I actually believe that scones are much more than they seem: Scones have a unique way of making you feel either sophisticated or Bohemian. Enjoy them with tea in the afternoon, and you're almost royalty. Walk through the bustling market with a scone in hand, and suddenly you're living an artist's life.
The best scones I've had to date were at Pike's Place Market in Seattle. We were in the area for a few days a couple of summers ago, and we had the opportunity to frequent a particular bakery on several mornings. Scones were baked fresh early in the morning and wrapped in paper for easy carrying. There, I could pick up a crumbly, not too sweet scone and enjoy it with a caramel latte on those cool Seattle mornings. Paradise, in my book.

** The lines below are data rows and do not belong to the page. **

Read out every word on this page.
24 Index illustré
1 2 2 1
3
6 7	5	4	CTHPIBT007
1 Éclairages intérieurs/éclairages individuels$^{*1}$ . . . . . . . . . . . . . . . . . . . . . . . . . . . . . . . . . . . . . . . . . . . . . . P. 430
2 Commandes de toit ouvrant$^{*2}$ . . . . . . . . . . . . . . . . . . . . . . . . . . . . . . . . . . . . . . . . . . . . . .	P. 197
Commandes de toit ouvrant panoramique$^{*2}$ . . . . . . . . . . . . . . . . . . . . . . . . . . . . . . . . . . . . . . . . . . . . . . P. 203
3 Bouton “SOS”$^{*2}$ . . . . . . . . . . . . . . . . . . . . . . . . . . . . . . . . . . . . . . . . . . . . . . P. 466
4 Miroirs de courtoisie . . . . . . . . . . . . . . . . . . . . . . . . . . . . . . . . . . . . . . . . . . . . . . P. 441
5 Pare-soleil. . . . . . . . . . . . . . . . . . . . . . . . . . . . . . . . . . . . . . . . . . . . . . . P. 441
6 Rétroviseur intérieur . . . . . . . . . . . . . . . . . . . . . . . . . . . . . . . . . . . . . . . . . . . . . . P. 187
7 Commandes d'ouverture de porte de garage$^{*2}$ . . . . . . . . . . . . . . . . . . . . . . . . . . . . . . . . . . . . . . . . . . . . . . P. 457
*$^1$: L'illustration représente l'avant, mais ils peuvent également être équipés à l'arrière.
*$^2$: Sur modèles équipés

Sadly, the scones in our neck of the woods are not on a level with those in Seattle. They tend to be overly dry, sometimes hard as a rock. Knowing my longing for good scones, my aunt bought me several quick scone mixes from King Arthur Flour. Those mixes were so easy to work with, and the scones they produced were surprisingly good. This week, emboldened by my success with the quick mixes, I decided to try making scones from scratch. I'm not particularly adept in the kitchen (some would actually say I am INEPT), so you can imagine my surprise when these scones came out of the oven with a golden color and perfectly crumbly texture.
If you enjoy scones, the quick mixes and many recipes are available at this website: King Arthur Flour Believe me, I'll be trying more of these recipes this winter. I may not get that Bohemian feeling I had in Seattle, but at least it will be fun trying.
A classic flavor combination -- cranberry and orange -- is highlighted in these scones.
1 3/4 cups King Arthur 100% White Whole Wheat Flour (I used regular flour)
3 tablespoons sugar (next time, I'll add a bit more sugar)
2 1/2 teaspoons baking powder
1/2 teaspoon salt
1/2 teaspoon allspice
5 tablespoons unsalted butter, chilled, cut into pieces
1/2 cup dried cranberries (I used Craisins)
6 tablespoons half and half
1 large egg, beaten to blend
2 tablespoons grated orange peel OR 1/2 teaspoon orange oil (I used orange extract)
In a medium-sized mixing bowl, sift together the dry ingredients, then add the butter, rubbing it in till the mixture resembles coarse meal. Stir in the cranberries.
In a separate bowl, whisk together the half and half, egg and orange peel or oil. Add this mixture to the flour mixture and stir till the dough just comes together. Transfer it to a lightly floured work surface, knead it a couple of times, and shape it into a 1/2-inch thick round. Cut the round in half, and each half into 5 wedges.
Separate the wedges, and transfer them to a nonstick or parchment-lined (or lightly greased) baking sheet. Bake the scones in a preheated 400°F oven for about 10 minutes, or until they're golden brown. Yield: 10 scones. (In my oven, the scones took about 13 minutes to turn golden brown.)